Support Summary

Respiratory support

Respiratory support becomes relevant when overnight breathing, cough effectiveness, or ventilatory reserve start to change, even if daytime weakness seems modest.

Respiratory supportSleep-disordered breathing, cough support, and noninvasive ventilation

Key Takeaway

Respiratory support becomes relevant when overnight breathing, cough effectiveness, or ventilatory reserve start to change, even if daytime weakness seems modest.

Evidence framing

  • FKRP cohort and sleep work show that nocturnal ventilatory support can appear before wheelchair dependence in some patients. The main public message is to keep sleep, cough, and breathing symptoms visible early rather than waiting for obvious daytime decline.

Where this support domain helps

  • Make overnight breathing, sleep quality, cough strength, and infection recovery part of routine FKRP monitoring.
  • Use symptom changes to support timely pulmonary or sleep-medicine review.
  • Connect respiratory support planning with physiotherapy, anesthesia planning, and emergency care instructions.

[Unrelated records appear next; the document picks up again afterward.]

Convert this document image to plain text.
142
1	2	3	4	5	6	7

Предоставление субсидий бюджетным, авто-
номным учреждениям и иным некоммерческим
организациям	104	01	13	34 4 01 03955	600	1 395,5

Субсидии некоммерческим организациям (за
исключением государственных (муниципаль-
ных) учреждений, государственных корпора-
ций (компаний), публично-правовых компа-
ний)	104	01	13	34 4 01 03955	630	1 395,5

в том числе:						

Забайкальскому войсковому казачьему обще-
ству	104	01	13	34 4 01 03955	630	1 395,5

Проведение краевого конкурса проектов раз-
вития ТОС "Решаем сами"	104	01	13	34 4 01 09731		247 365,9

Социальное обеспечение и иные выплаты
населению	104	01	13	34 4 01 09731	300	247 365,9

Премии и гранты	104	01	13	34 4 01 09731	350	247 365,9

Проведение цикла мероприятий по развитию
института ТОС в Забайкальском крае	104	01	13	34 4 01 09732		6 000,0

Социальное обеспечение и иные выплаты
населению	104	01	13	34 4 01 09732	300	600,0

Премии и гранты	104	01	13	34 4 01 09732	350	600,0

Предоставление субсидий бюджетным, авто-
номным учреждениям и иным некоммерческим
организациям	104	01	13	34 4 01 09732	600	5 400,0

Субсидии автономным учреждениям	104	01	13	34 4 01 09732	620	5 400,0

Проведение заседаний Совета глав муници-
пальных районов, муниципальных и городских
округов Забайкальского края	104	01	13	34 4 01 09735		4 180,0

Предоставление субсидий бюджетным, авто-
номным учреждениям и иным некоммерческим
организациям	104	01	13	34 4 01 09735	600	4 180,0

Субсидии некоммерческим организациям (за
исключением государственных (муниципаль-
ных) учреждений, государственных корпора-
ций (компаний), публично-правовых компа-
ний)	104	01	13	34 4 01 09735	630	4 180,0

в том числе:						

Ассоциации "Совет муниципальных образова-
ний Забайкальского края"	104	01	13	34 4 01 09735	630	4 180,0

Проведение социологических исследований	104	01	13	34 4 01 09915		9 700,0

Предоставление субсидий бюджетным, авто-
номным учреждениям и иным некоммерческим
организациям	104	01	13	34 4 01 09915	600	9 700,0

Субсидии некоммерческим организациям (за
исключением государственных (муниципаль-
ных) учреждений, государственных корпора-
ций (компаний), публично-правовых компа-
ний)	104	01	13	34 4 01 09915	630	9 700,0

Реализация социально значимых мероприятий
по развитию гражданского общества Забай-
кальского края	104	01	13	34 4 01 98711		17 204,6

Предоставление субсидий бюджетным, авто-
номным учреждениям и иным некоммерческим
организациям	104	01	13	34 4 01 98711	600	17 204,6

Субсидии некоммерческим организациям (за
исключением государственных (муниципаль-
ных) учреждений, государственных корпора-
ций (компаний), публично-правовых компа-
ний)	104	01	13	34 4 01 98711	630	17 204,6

Questions to bring to the care team

  • Are there symptoms such as morning headaches, daytime sleepiness, orthopnea, repeated infections, or weaker cough?
  • Is sleep testing, pulmonary function testing, cough-assist review, or noninvasive ventilation discussion appropriate?
  • What should the family or care team do during respiratory infections, surgery planning, or sudden worsening?

Risk notes and escalation points

  • Morning headaches, daytime sleepiness, orthopnea, or weaker cough should not be normalized away.
  • Respiratory support decisions belong inside specialist review, not self-adjustment based on internet summaries.
  • New orthopnea, morning headaches, daytime sleepiness, recurrent chest infections, or weak cough should prompt clinical review.
  • Ventilation or cough-support settings should be managed by the treating clinical team.